Thursday, February 7, 2013

Real Functional Training

There has been a lot of crap written about "functional" training.  I've probably written some of that crap myself over the years.  (I've been getting struck repeatedly recently by how little I know, how far I am from being any sort of expert).

I was thinking about the whole concept this last weekend as I was visiting my mum.  Forget balancing on a Bosu ball or single leg deadlifts...I saw what was important.  She is 77 and has now got rid of the bath for a walk in shower because she was no longer able to get in and out of the bath.  She walks... but it is getting harder.  Standing up from the floor?  I don't know if she could.

That is the sort of function that we need.  Sufficient strength and appropriate skill to survive independently, to live independently.  All of the endless debates and arguments about training methods frustrate me. Just get stronger and do it safely.  Take the long view.  Is what you are doing something that you can keep doing for the next 40 or 50 years and will it give you the strength and skills to be independent when you are 70, 75, 80 or more?

And the bigger context of course is death. No matter how functional you are death is coming; strength will help make your life more fun and easier but it is not the whole story.  Strength will let you function, but what are you doing with those years?


ProudDaddy said...

Exactly! I'm 72 with a baby coming next May. More blogs pointed toward elderly fitness would be much appreciated. BTW, I've been working out for two years and can leg press thrice my weight, and I'd like to be able to do it when I'm 92!

Steve Parker, M.D. said...

All our life we're in a battle with gravity. Gravity eventually wins.

Anonymous said...

Hi Chris,

Functional, sustainable, livable, and unobtrusive is the direction I am going, too. I've seen the decline in my own parents' functionality (they are a little older than your mother) and the ability to do daily things around the house. The solution seems so easy - use it or lose it. Period. Walk so you can keep walking, get up off the floor so you can keep getting up off the floor, carry/move heavy things so you can always do so. I know there will be some decline with age, but there need not be such limits as we typically see and associate with aging.

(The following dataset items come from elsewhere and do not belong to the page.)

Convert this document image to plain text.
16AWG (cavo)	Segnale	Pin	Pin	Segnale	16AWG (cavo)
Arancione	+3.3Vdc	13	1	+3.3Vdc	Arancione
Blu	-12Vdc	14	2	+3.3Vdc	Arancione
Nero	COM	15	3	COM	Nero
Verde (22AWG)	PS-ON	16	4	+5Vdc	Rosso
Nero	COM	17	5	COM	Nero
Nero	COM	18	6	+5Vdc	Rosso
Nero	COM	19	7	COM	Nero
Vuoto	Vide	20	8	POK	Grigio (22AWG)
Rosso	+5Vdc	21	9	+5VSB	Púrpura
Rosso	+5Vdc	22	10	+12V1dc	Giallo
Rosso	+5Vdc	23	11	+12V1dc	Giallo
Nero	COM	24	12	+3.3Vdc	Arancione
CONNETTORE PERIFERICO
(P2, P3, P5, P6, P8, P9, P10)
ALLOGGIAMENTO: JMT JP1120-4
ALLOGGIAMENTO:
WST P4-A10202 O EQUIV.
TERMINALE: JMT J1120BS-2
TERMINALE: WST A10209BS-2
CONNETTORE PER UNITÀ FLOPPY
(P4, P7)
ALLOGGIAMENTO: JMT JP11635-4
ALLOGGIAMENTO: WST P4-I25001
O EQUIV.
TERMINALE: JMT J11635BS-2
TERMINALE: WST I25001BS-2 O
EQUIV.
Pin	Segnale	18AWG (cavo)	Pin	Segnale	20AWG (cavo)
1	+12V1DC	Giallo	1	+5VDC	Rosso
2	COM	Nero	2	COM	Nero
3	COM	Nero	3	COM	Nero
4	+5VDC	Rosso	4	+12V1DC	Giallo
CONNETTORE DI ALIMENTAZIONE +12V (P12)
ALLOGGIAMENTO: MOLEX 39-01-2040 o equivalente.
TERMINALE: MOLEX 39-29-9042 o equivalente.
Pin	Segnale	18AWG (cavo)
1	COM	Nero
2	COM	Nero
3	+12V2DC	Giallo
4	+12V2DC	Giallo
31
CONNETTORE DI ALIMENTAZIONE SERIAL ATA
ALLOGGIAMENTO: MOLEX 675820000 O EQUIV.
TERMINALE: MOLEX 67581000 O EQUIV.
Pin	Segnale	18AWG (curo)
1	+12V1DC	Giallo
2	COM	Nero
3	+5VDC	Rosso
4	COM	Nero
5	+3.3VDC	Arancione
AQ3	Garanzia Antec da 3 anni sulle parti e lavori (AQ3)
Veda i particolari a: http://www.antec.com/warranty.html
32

I think in addition to functional fitness, we (or at least I) need to simply find just how much (or little) food is needed to maintain a good weight, and then eat foods we enjoy within that amount. Other ways of restriction just seem doomed to repeated failures, and none are proven effective for long-term health or weighloss. I am pretty much there with just eating a variety of foods at dinner, and during the day I am just not that hungry, so I sip coffee/tea, and maybe have some nuts at some point. Saves $ too. :-)

It is what you have been saying for a while now: do the basics, the very simple basics of movement and wise eating. That's all. That is simply all.

Your measures of sustainability rock: can I do this long-term, as in years, not just put up with it for a few months. That will be the yardstick by which I measure anything I try to do health-wise in the future.

Please keep posting these thought-provoking essays. I really do appreciate them, as they make me consider how I really want to live my life.

All the best.


Doug E said...

Really enjoyed this too Chris! I truly appreciate your blog and look forward to it!


Sifter said...

I also enjoyed this, but I think the concept can be expanded. A 'simple' movement like a Goblet squat, if practiced with frequency, why can't it be practiced into old age? it is simpler than a barbell squat or deadlift, builds legs strength and core stability, which are things we are looking for, are we not? Within reasonable limits perhaps a one handed kettlebell press ( and no, I'm not pushing the KB theme, just find them compact and useful myself) overhead for upper body. One modest fixed weight implement, two movements that get most the musculature.

I think it was Nate Morrison who used to have a militaryfitness site years ago. They had a simple exercise of getting up off the floor and back down trying not to use your hands for any of it. I'd think that simple yet basic movement pattern would be useful for aging gracefully, daily, as well.